美しく盛りつけられたおせち料理に、麻美は目を見張り、目に焼き付けておこうとでも思ったか、しばらくの間じっとそれを注視し、その後からは矢継ぎ早に美鈴にひとつひとつの料理に質問を浴びせかけ始めた。

最初のうちは何とか答えられていた美鈴であったが、あまりの質問の細かさに遂にギブアップした。

「ゴメンね、麻美ちゃん、これ、料亭のものだから。私にもよくわかんないのがあるのよー。アハハハ、ばれちゃった」

「そうなのですか? こんな沢山の種類をこれだけ少ない量に仕上げるのは、相当の手間暇とロスが生じたのではないか、と思っていたのですが」

「いやね、自分でも作るんだけど、こんなに手間掛けてられないからね、もっと少ない種類でその代わり量があるんだけどさ。
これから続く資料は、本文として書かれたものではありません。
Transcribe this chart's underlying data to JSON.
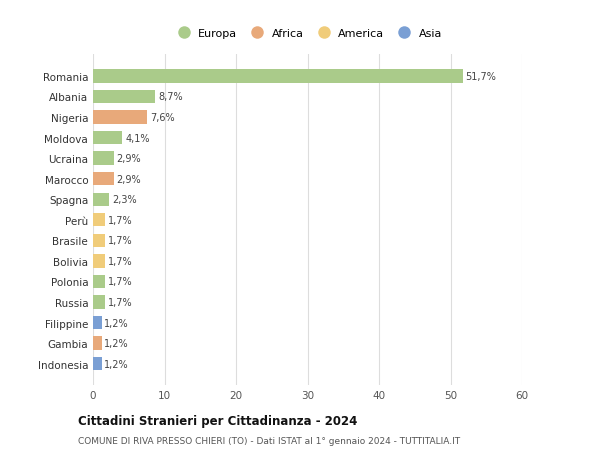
{
  "categories": [
    "Romania",
    "Albania",
    "Nigeria",
    "Moldova",
    "Ucraina",
    "Marocco",
    "Spagna",
    "Perù",
    "Brasile",
    "Bolivia",
    "Polonia",
    "Russia",
    "Filippine",
    "Gambia",
    "Indonesia"
  ],
  "values": [
    51.7,
    8.7,
    7.6,
    4.1,
    2.9,
    2.9,
    2.3,
    1.7,
    1.7,
    1.7,
    1.7,
    1.7,
    1.2,
    1.2,
    1.2
  ],
  "labels": [
    "51,7%",
    "8,7%",
    "7,6%",
    "4,1%",
    "2,9%",
    "2,9%",
    "2,3%",
    "1,7%",
    "1,7%",
    "1,7%",
    "1,7%",
    "1,7%",
    "1,2%",
    "1,2%",
    "1,2%"
  ],
  "continents": [
    "Europa",
    "Europa",
    "Africa",
    "Europa",
    "Europa",
    "Africa",
    "Europa",
    "America",
    "America",
    "America",
    "Europa",
    "Europa",
    "Asia",
    "Africa",
    "Asia"
  ],
  "colors": {
    "Europa": "#aacb8a",
    "Africa": "#e8a97a",
    "America": "#f0cc7a",
    "Asia": "#7a9fd4"
  },
  "xlim": [
    0,
    60
  ],
  "xticks": [
    0,
    10,
    20,
    30,
    40,
    50,
    60
  ],
  "title": "Cittadini Stranieri per Cittadinanza - 2024",
  "subtitle": "COMUNE DI RIVA PRESSO CHIERI (TO) - Dati ISTAT al 1° gennaio 2024 - TUTTITALIA.IT",
  "background_color": "#ffffff",
  "grid_color": "#dddddd",
  "legend_order": [
    "Europa",
    "Africa",
    "America",
    "Asia"
  ]
}
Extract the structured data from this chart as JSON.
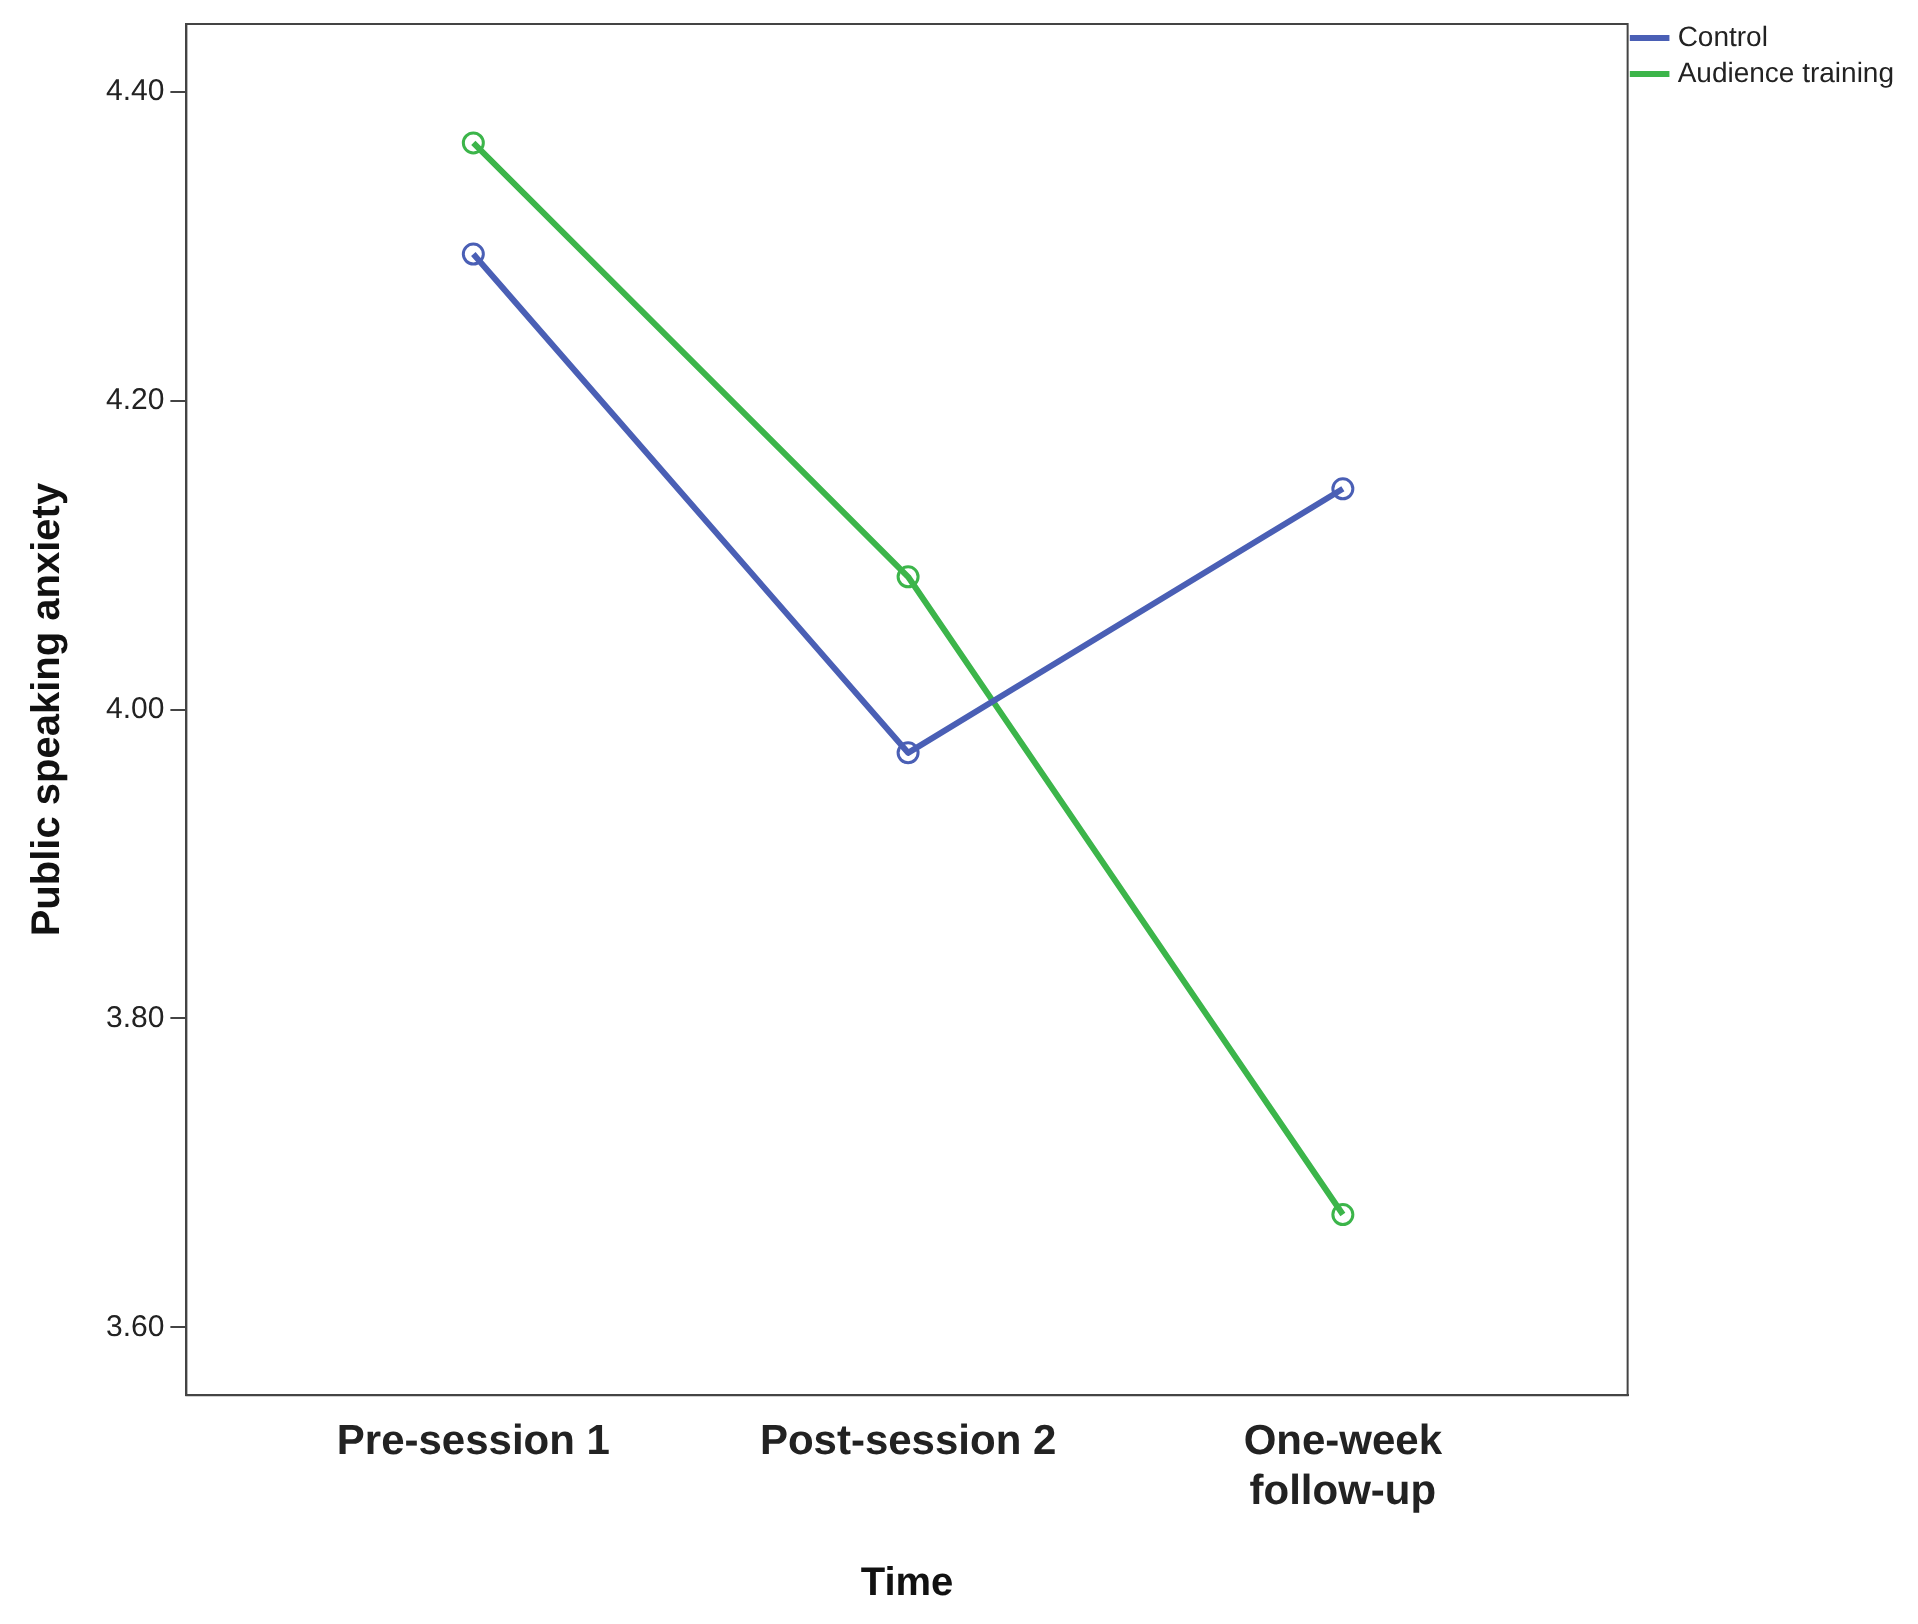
{
  "chart_data": {
    "type": "line",
    "xlabel": "Time",
    "ylabel": "Public speaking anxiety",
    "categories": [
      "Pre-session 1",
      "Post-session 2",
      "One-week follow-up"
    ],
    "series": [
      {
        "name": "Control",
        "color": "#4a5fb5",
        "values": [
          4.295,
          3.972,
          4.143
        ]
      },
      {
        "name": "Audience training",
        "color": "#3cb54a",
        "values": [
          4.367,
          4.086,
          3.673
        ]
      }
    ],
    "ylim": [
      3.556,
      4.444
    ],
    "yticks": [
      {
        "value": 3.6,
        "label": "3.60"
      },
      {
        "value": 3.8,
        "label": "3.80"
      },
      {
        "value": 4.0,
        "label": "4.00"
      },
      {
        "value": 4.2,
        "label": "4.20"
      },
      {
        "value": 4.4,
        "label": "4.40"
      }
    ],
    "grid": false,
    "legend": "right",
    "marker": "circle",
    "line_style": "solid"
  }
}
ま、麻美ちゃんの初めての正月だから派手に行こうって思ってたから、フンパツしちゃったのよ」

「そうだったのですか。有り難うございます。見ていると、食べるのがもったいないくらいです。こんな素晴らしい料理があるのですね」

「まぁ、プロだからねー。味付けもそうだけど、見栄えが素晴らしいわよね。美琴ちゃんがいた頃はゲコ太をかたどったカマボコとか作ってみたものよ……」

「それ、私も見てみたいです。今度、是非」

「へー、麻美ちゃんもゲコ太好きなの?」

「お姉様<オリジナル>ほどではありませんが」

「えー、オッホン! 二人ともおしゃべりはそこまでにして、そろそろおせちを頂こうではないかね?」

果てしなく続きそうな二人の女性のおしゃべりを、おあずけ状態で待たされていた旅掛が、申し訳なさそうな顔で断ち切ったのだった。